This weekend my wife and I went on a marriage retreat sponsored by our church. It was the culmination of an eight-week course called "Legacy of Love." We met on Tuesday nights and talked about issues like the fundamental differences between men and women, the different ways in which we hear and express love, and the challenges of meshing differing personality types. There were some 17 couples in the class, married for anywhere from less than a year to nearly thirty, some on second marriages, some with grown kids, some with lots of young kids, some with none. It was surprising how similar our challenges are notwithstanding our differing backgrounds. It's been amusing to note people's reaction when I tell them we're attending a marriage seminar or retreat. Many assume that we must be experiencing some sort of crisis in order to take such measures. In truth, we were there in hopes of making a good marriage better.
The retreat was held at a Methodist conference and retreat center called "Simpsonwood" outside of Atlanta. It's a beautiful 400-acre site that runs along the banks of the Chattahoochee River.
On Friday afternoon the schedule allowed for a few hours of free time, and my wife and I used some of that time to take a run together along the Simpsonwood trails.
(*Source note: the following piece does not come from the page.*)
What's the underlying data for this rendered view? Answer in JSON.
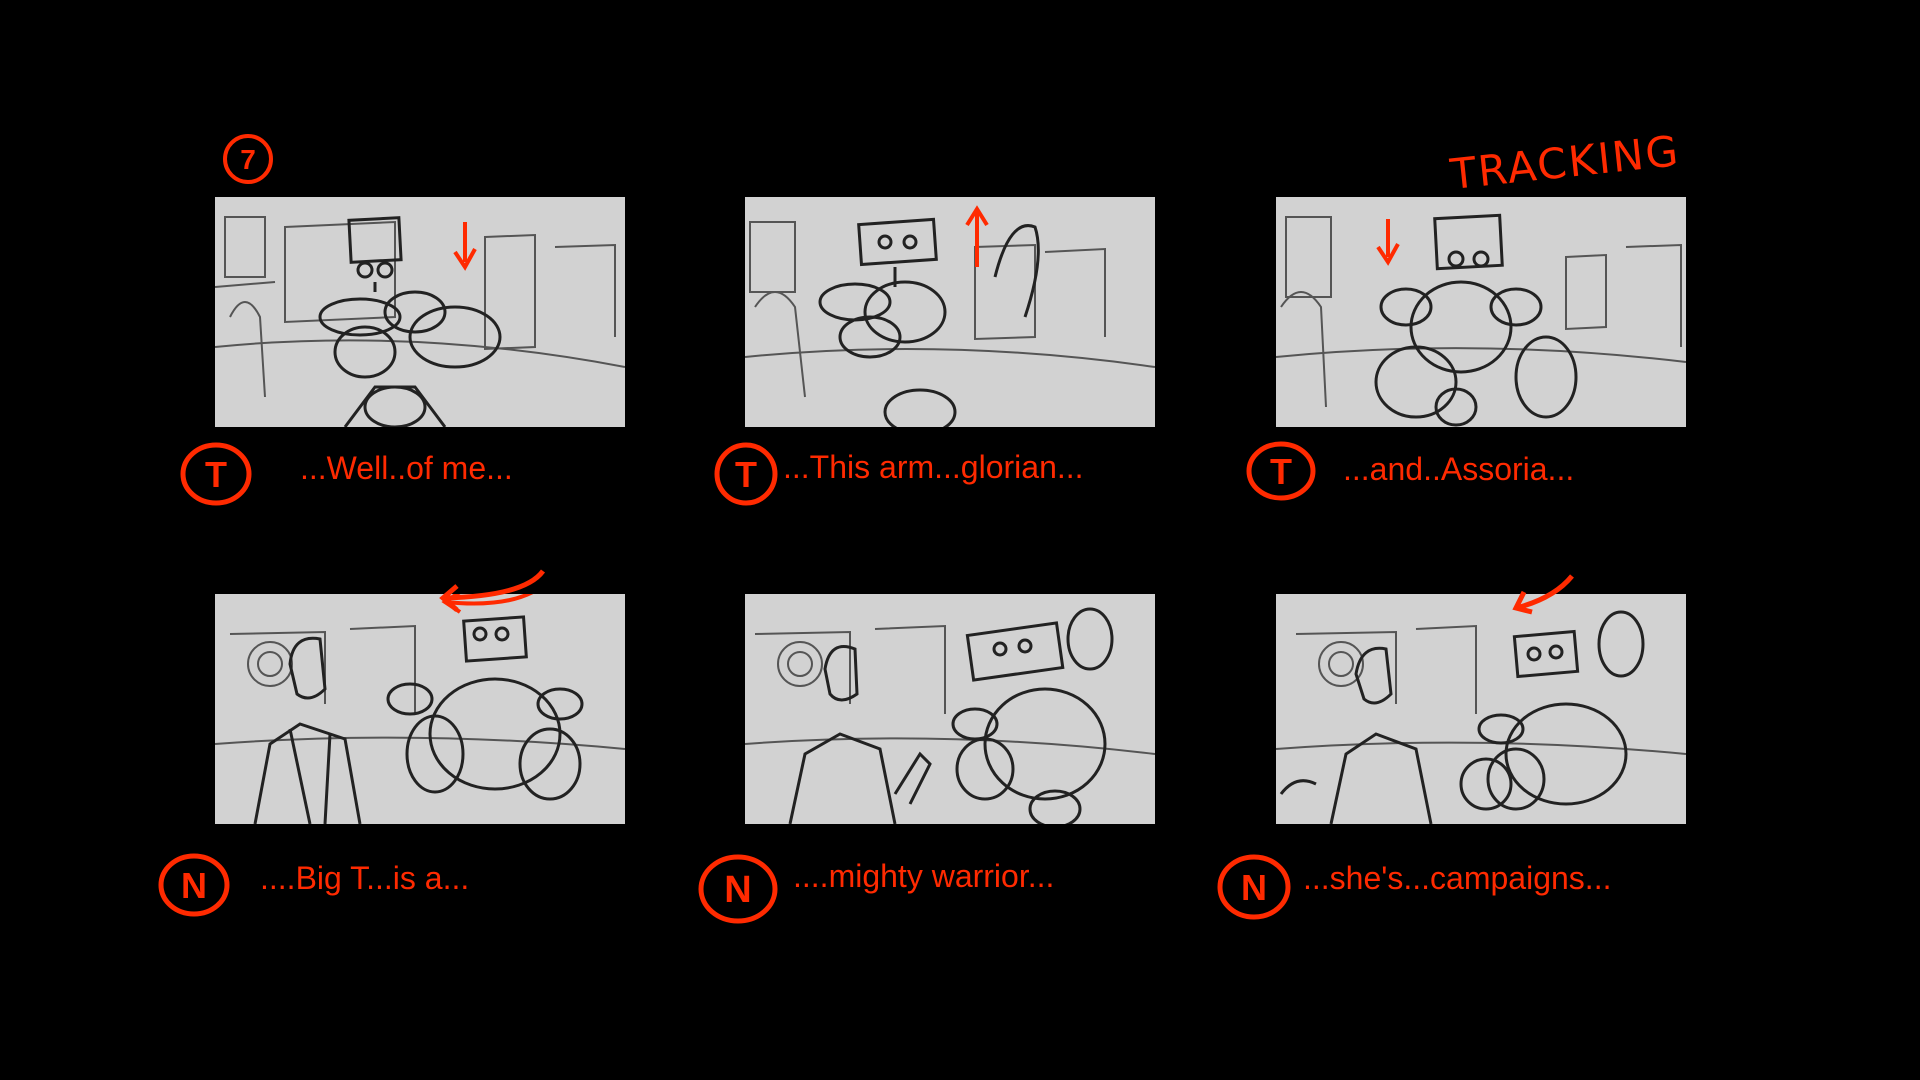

It's been a late leaf season this year, and this past weekend was the height of color. It was as if God reserved his palate for a weekend when we'd be spending a lot of time outside.
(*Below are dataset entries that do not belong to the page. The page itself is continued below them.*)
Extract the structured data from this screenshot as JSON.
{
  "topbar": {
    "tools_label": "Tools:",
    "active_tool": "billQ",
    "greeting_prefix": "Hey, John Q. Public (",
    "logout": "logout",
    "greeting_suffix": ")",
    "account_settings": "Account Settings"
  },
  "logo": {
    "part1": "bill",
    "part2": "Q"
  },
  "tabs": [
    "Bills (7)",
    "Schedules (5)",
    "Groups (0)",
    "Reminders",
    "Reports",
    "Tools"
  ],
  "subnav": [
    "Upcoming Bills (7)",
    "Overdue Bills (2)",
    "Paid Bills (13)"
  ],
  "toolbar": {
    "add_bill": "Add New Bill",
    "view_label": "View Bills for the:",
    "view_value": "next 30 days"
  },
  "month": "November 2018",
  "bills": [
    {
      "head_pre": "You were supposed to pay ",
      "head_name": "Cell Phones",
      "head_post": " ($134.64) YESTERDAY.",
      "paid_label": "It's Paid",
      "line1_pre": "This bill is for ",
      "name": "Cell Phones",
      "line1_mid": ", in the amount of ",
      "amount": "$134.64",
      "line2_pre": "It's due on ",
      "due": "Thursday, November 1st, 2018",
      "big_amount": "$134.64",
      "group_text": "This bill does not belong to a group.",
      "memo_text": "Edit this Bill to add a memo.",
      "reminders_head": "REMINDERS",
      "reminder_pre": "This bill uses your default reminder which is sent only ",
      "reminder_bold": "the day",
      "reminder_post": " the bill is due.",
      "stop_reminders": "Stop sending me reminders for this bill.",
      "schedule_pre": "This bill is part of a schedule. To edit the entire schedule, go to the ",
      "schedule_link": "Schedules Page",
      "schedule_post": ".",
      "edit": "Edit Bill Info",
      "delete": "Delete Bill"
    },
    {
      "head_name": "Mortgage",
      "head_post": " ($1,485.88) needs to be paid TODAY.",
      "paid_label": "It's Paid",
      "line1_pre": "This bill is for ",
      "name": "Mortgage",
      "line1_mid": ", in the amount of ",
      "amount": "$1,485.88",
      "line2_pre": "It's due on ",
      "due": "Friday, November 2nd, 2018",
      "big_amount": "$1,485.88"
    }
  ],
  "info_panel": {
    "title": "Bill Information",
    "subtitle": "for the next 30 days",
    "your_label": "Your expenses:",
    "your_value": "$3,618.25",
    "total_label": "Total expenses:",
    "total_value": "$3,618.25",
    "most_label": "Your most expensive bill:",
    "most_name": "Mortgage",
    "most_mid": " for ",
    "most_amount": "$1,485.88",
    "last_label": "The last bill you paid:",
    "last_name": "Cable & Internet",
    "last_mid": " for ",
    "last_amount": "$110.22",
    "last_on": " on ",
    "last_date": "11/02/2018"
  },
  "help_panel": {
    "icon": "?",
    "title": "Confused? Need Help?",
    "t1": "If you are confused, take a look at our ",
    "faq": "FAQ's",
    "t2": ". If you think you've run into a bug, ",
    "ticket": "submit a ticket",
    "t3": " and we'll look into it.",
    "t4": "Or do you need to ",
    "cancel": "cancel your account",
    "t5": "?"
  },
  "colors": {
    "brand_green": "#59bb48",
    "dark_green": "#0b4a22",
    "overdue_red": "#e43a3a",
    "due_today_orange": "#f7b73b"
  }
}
I run quite a bit faster than my wife, which is among the several reasons that we rarely run together. But I wisely concluded that given the focus of the weekend, I could afford to let my wife take the lead and set the pace so that we could stay together. The main trail was marked with white blazes, but at several intersections with other trails the blazes were strangely absent. We would pause, discuss the best route, and push forward. Sometimes we were right, but a few times we ran for several minutes before concluding we were headed in the wrong direction, so we'd backtrack, chose the next most obvious route and press ahead. After a few such wrong turns, we'd lost all sense of how long we would be running, or how long it would take for us to make it make to the room. More than once, we found ourselves covering ground we thought we'd already put behind us, twice passing a chapel that served as one of the few manmade landmarks along the way.
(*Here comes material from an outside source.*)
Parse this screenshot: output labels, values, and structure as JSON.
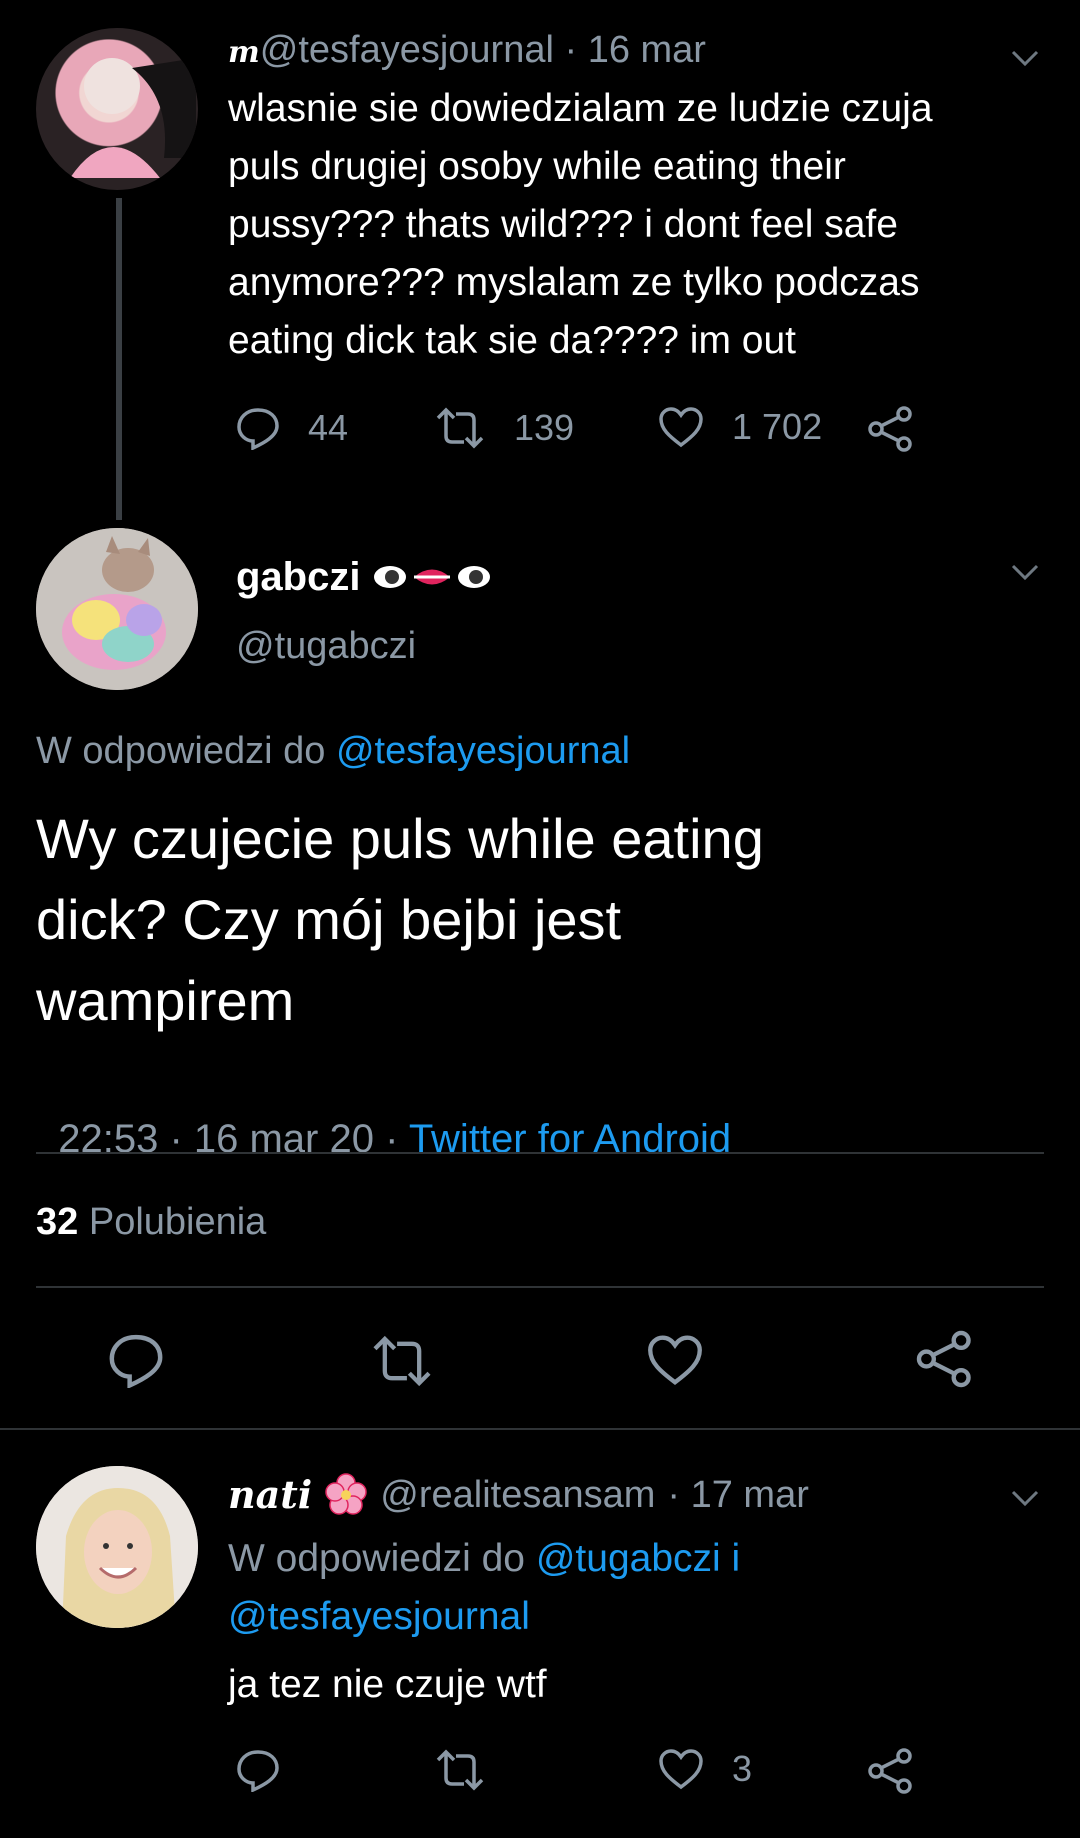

Wrong turns and backtracking normally frustrate me, but this time I didn't care. We had time, it was a beautiful day, and I wasn't alone. I knew that somehow or another we'd make it back. We spent a lot of the time talking about our marriage and the other marriages represented on the retreat, about our kids, our goals and more mundane things like our plan for our oldest son's birthday party the next day. It was a pleasant run. It was a great run, in fact. I have no idea how far we went, and even lost track of how long we ran, but we ran the whole way together, and I was disappointed when we suddenly emerged from the woods and found ourselves back at the dormitory.
Our run was like living out an overly obvious allegory. We had to pace ourselves because we really didn't know how long we'd have to run. We took time to enjoy the natural beauty around us. We didn't get too worried, we cooperated in our decision-making, we never blamed if the chosen path proved to be incorrect. I enjoyed even the wrong turns because I was with her. In fact, as long as I was with her, they weren't wrong turns at all, because she's the one I was ultimately after.
My life is full of "wrong turns", but with a different perspective I suspect that I could receive them more like the ones that I experienced on Friday. The key is to remember what I'm running after.